1Department of Biology, John Carroll University, 2Department of Anthropology, University of Florida
April 12, 2018 , Zilker 1/2/3
Sex estimation is an important aspect of the biological profile because it allows for sex-specific methods to be used in age, ancestry, and stature estimation. However, few sex estimation methods exist for subadult individuals, and, oftentimes yield inconsistent. These inconsistences may be the byproduct of analyzing insufficient traits per study, employing nonmetric traits, and using historic samples. The present study aims to remedy some of the aforementioned issues by using multi-slice computed tomography (MSCT) scans of modern, subadult males and females to metrically examine size and shape differences of the ilium for sex estimation.
Fifty-six subadult MSCT scans of known sex and age were sampled from the University of New Mexico Health Sciences Center, Office of the Medical Investigator: 22 females and 34 males between the ages of one day to one year old. Using Geomagic, eleven landmarks were collected from the left ilium. Jackknifed linear discriminant function analyses using interlandmark distances, Procrustes coordinates, and principal components were used to assess classification accuracy.

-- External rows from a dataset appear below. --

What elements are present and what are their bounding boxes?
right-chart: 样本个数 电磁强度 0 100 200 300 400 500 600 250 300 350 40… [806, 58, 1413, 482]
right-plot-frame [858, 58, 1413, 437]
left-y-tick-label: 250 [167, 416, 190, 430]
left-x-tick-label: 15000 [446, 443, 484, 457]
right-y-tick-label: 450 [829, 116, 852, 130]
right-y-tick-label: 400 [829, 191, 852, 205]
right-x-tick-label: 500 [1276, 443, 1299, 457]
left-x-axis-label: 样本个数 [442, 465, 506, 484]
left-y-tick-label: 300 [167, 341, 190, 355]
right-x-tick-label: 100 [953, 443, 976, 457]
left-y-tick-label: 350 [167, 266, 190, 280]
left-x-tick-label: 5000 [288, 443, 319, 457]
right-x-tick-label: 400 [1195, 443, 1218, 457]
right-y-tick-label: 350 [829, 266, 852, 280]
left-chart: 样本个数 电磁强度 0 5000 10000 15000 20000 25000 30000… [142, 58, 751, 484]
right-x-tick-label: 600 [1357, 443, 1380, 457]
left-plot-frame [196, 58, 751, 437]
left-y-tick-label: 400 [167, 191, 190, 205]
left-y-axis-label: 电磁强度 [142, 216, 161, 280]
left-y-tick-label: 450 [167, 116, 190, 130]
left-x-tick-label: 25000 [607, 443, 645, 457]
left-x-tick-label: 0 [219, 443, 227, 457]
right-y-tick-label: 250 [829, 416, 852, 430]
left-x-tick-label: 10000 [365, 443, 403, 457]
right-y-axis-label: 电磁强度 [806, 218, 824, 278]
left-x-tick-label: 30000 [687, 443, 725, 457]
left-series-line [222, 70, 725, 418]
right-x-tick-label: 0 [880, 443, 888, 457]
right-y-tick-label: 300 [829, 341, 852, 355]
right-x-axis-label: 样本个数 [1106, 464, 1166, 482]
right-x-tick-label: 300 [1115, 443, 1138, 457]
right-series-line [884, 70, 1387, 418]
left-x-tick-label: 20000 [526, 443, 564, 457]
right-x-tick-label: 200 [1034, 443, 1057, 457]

Males were significantly larger than females (p<0.05), and classification accuracies ranged from 59.1% - 73.53%. Classification accuracies using interlandmark distances and Procrustes coordinates were comparable, and principal components provided the greatest classification accuracy. The results of this study suggest significant differences exist between the subadult ilium of males and females; however, the use of a larger sample size and/or analyses using the ilium in conjunction with the ischium and pubis may provide higher classification accuracies.